Remembering a dad who took the time to teach and inspire

Posted

A Father’s Day moment in time. I was in the fourth grade and doing poorly in social studies. I asked my tired dad who came home late if he could please help me. I whined about a big test the next day and  told him honestly that I didn’t listen to the teacher and I was sorry. I knew how to make him say “yes” to me. He never gave me a “no.” 


He put on his favorite blue terry cloth robe and opened a large bottle of Coke. 
“It’s gonna be a long night tonight , but by tomorrow you will love American history,” he said.


We started reading my text book with the beginning of the War of Independence. He explained to me why America was unique in the world, and why the Founders wanted freedom from England. He made George Washington come alive and Ben Franklin a folk hero.


He started every explanation with “in other words” and made me able to relate to each  paragraph in the text. We read about the wars from 1776 straight through to the Civil War. He explained the horror of slavery to a 10-year-old who couldn’t grasp  the concept of one man torturing another because he owned him.
We read about all the battles and the final surrender of the Confederacy, the assassination of Abraham Lincoln, the Reconstruction of the South and its meaning today. I couldn‘t believe there were still separate facilities for people of color in the South.


The text read through World War I and finally to Pearl Harbor, which brought us in as participants of WW II. He read of the Great Depression and the fall of the stock market. He told me he stood on bread lines before Franklin Roosevelt’s New Deal. He was convinced that FDR, as he was commonly referred to, had saved America. He told me stories of people he knew in the Bronx who had nothing to eat and would beg for food. There was no help for them. He inspired me to be interested in the news and never let a day go by without looking through the newspaper.


We read the textbook until 5 a.m. He then took off his robe and got dressed to go back to the city on the train.


Needless to say I got a 100 on my test, and on every American history test through high school. That one night aroused a patriotic spirit in me that has never faltered.

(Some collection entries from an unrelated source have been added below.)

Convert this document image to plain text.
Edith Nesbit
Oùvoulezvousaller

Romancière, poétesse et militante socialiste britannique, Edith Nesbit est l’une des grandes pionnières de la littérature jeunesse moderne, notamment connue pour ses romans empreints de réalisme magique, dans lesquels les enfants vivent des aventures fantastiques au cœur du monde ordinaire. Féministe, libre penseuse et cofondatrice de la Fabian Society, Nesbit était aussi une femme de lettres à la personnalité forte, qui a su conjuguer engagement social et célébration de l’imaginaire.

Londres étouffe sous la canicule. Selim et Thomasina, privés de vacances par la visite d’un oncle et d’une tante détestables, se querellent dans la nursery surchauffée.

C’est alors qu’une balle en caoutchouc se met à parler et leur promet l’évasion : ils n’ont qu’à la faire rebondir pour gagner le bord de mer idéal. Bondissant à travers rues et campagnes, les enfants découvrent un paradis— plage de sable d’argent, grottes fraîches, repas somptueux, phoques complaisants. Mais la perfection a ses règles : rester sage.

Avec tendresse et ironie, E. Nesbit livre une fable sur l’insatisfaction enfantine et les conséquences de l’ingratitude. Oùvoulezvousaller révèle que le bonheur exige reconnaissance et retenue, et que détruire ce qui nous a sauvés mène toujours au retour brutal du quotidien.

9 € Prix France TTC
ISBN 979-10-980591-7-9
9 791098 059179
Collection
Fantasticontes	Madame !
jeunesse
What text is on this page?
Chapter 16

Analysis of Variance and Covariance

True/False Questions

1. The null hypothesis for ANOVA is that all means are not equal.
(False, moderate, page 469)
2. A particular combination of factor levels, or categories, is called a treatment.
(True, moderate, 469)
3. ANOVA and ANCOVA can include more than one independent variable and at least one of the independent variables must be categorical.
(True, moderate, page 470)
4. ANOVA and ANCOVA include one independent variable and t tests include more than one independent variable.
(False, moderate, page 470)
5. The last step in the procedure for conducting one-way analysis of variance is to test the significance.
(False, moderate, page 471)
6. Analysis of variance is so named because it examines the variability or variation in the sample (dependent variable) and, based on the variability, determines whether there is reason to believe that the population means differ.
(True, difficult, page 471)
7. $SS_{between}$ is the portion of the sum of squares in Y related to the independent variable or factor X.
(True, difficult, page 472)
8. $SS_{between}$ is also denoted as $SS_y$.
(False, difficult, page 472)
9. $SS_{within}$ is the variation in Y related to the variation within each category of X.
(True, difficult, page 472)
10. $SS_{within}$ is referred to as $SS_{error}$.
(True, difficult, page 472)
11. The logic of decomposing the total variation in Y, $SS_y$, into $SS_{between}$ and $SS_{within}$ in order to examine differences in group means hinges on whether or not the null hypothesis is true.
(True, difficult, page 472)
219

My closest friends today ask why politics is so important to me. They ask me why I never stop talking about the news. My interest was peeked one night 57 years ago when my conscientious dad took the time to inspire me. 
As I got older, I watched his sadness at the slaying of the Kennedy brothers — John and Robert — and Rev. Martin Luther King Jr. It was a mournful time for Americans. We watched the travesty of the Vietnam War on television every night. The rise and fall of Nixon and to my father’s surprise the election of Reagan. Bill Clinton was someone he admired. We would discuss his attributes at the pool in Sunrise, Fla., after he retired.


He was my personal political pundit before it became popular to be one. My mentor and best friend.


Thank you dad for all of that and for that one special night in the fourth grade. The night that truly changed my life.  

Weinberger is a North Woodmere resident.